Rebuilding After Hurricane Matthew
As a father, one of Jean Benjamin Brison’s top priorities is to protect his family. That’s why in the early morning hours of October 4, 2016, as forceful winds from Hurricane Matthew started rattling the doors and windows of his home, the 40-year-old father of three told his frightened children to get under the dining room table.
“It was about one o’clock in the morning. The wind was very loud and strong. I woke up my daughters and told them to get under the table. I thought that would protect them from getting hurt.”
Jean (left) explaining what happened the night of the hurricane
And indeed, it did. No one in Jean’s family was physically injured as the Category 4 storm made its way across Haiti’s Southern Peninsula. But everything in the house was destroyed, as well as nearly all of their crops and livestock.
“Our beds, clothes, everything was ruined. I had five goats, three sheep and two pigs. Now, I only have one pig. All theother animals died. The next morning, I found them there,” he said pointing to an area behind his house.
In the immediate aftermath of the hurricane, Jean felt discouraged and overwhelmed by the weight of the devastation and destruction it caused. Born and raised in Cassis, a rural, mountainous village about an hour from the coastal city of Les Cayes, he has lived through hurricanes and tropical storms before. But, this one was different.
“We are used to hurricanes. There’s usually some rain and wind, and then it’s over. We had heard on the radio that a hurricane was coming, but I have never seen anything like this in my life. Never.”
Hurricane Matthew destroyed Jean’s home where he lived with his wife and three children
In December, the Smallholder Farmer’s Alliance (SFA) introduced an agricultural recovery project to help families in Cassis and seven surrounding communities rebuild. Supported with funding from Project Medishare, the project provided 800 families with the seeds, tools and training needed to make their farms productive again. In addition, the farmers received assistance in establishing four nurseries, which are expected to generate a minimum of 40,000 trees this year. The project brought with it a glimmer of hope to Jean and other famers in his community.
“Since the hurricane, we have been living with a neighbor. My mom and sisters live in a tent. I couldn’t do anything for them. I didn’t know what I would do,” said Jean, pausing for a moment before continuing. “When [Agronomist] Abel came to talk to farmers in our [peasant’s association] about this project, I felt encouraged. I felt that maybe now I would have a chance.”
As the manager of the nursery in Cassis, Jean ensures that farmers take turns caring for the fruit and timber trees until they’re mature enough to be distributed and planted. Every Monday, Wednesday and Thursday, farmers tend to tree varieties such as moringa, orange, cherry, papaya, cedar, mango and acacia.

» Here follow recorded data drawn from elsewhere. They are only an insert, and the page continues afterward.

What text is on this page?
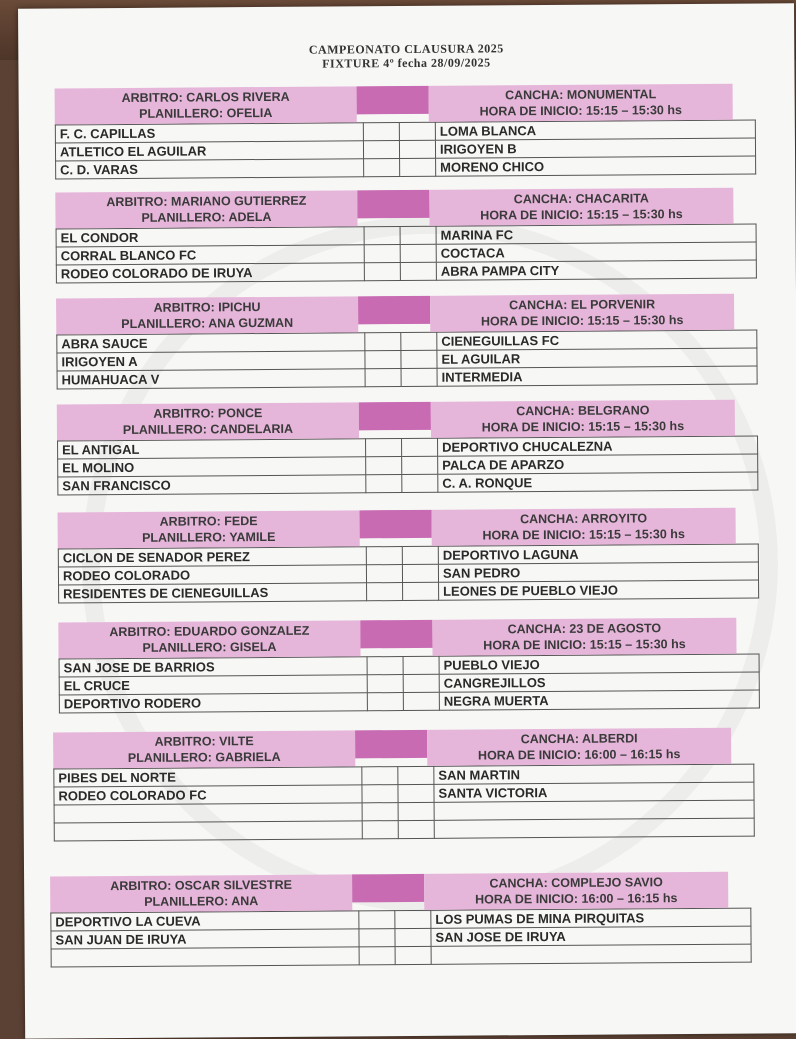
CAMPEONATO CLAUSURA 2025
FIXTURE 4º fecha 28/09/2025
ARBITRO: CARLOS RIVERA
PLANILLERO: OFELIA
CANCHA: MONUMENTAL
HORA DE INICIO: 15:15 – 15:30 hs
F. C. CAPILLAS			LOMA BLANCA
ATLETICO EL AGUILAR			IRIGOYEN B
C. D. VARAS			MORENO CHICO
ARBITRO: MARIANO GUTIERREZ
PLANILLERO: ADELA
CANCHA: CHACARITA
HORA DE INICIO: 15:15 – 15:30 hs
EL CONDOR			MARINA FC
CORRAL BLANCO FC			COCTACA
RODEO COLORADO DE IRUYA			ABRA PAMPA CITY
ARBITRO: IPICHU
PLANILLERO: ANA GUZMAN
CANCHA: EL PORVENIR
HORA DE INICIO: 15:15 – 15:30 hs
ABRA SAUCE			CIENEGUILLAS FC
IRIGOYEN A			EL AGUILAR
HUMAHUACA V			INTERMEDIA
ARBITRO: PONCE
PLANILLERO: CANDELARIA
CANCHA: BELGRANO
HORA DE INICIO: 15:15 – 15:30 hs
EL ANTIGAL			DEPORTIVO CHUCALEZNA
EL MOLINO			PALCA DE APARZO
SAN FRANCISCO			C. A. RONQUE
ARBITRO: FEDE
PLANILLERO: YAMILE
CANCHA: ARROYITO
HORA DE INICIO: 15:15 – 15:30 hs
CICLON DE SENADOR PEREZ			DEPORTIVO LAGUNA
RODEO COLORADO			SAN PEDRO
RESIDENTES DE CIENEGUILLAS			LEONES DE PUEBLO VIEJO
ARBITRO: EDUARDO GONZALEZ
PLANILLERO: GISELA
CANCHA: 23 DE AGOSTO
HORA DE INICIO: 15:15 – 15:30 hs
SAN JOSE DE BARRIOS			PUEBLO VIEJO
EL CRUCE			CANGREJILLOS
DEPORTIVO RODERO			NEGRA MUERTA
ARBITRO: VILTE
PLANILLERO: GABRIELA
CANCHA: ALBERDI
HORA DE INICIO: 16:00 – 16:15 hs
PIBES DEL NORTE			SAN MARTIN
RODEO COLORADO FC			SANTA VICTORIA

ARBITRO: OSCAR SILVESTRE
PLANILLERO: ANA
CANCHA: COMPLEJO SAVIO
HORA DE INICIO: 16:00 – 16:15 hs
DEPORTIVO LA CUEVA			LOS PUMAS DE MINA PIRQUITAS
SAN JUAN DE IRUYA			SAN JOSE DE IRUYA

Caring for the nursery is a sense of pride for the farmers, and helps them remain optimistic as they wait to benefit from the fruits of their labor.
Tree nursery in Cassis, which will help reforest the community and provide an income for farmers
While Jean feels more hopeful about the future, he and his family are still dealing with the psychological effects of the hurricane. He’s noticed a change in his childrens’ appetite, and whenever there’s a gust of wind, they get scared. His oldest daughter regularly visits their damaged house.
“My daughter will come to the house and just stand inside saying: Papa, look at our house. Look where we used to live. Why did God let this happen?”
Jean’s family lived in the house for 13 years. Though nothing can replace their old home and the memories they shared there, he is ready to rebuild.
“Because of SFA, I have hope. Now that I know I can earn money again, I got a loan to build a new house for my family,” Jean said with a broad smile. He plans to build his new home on the plot of land just below the old one.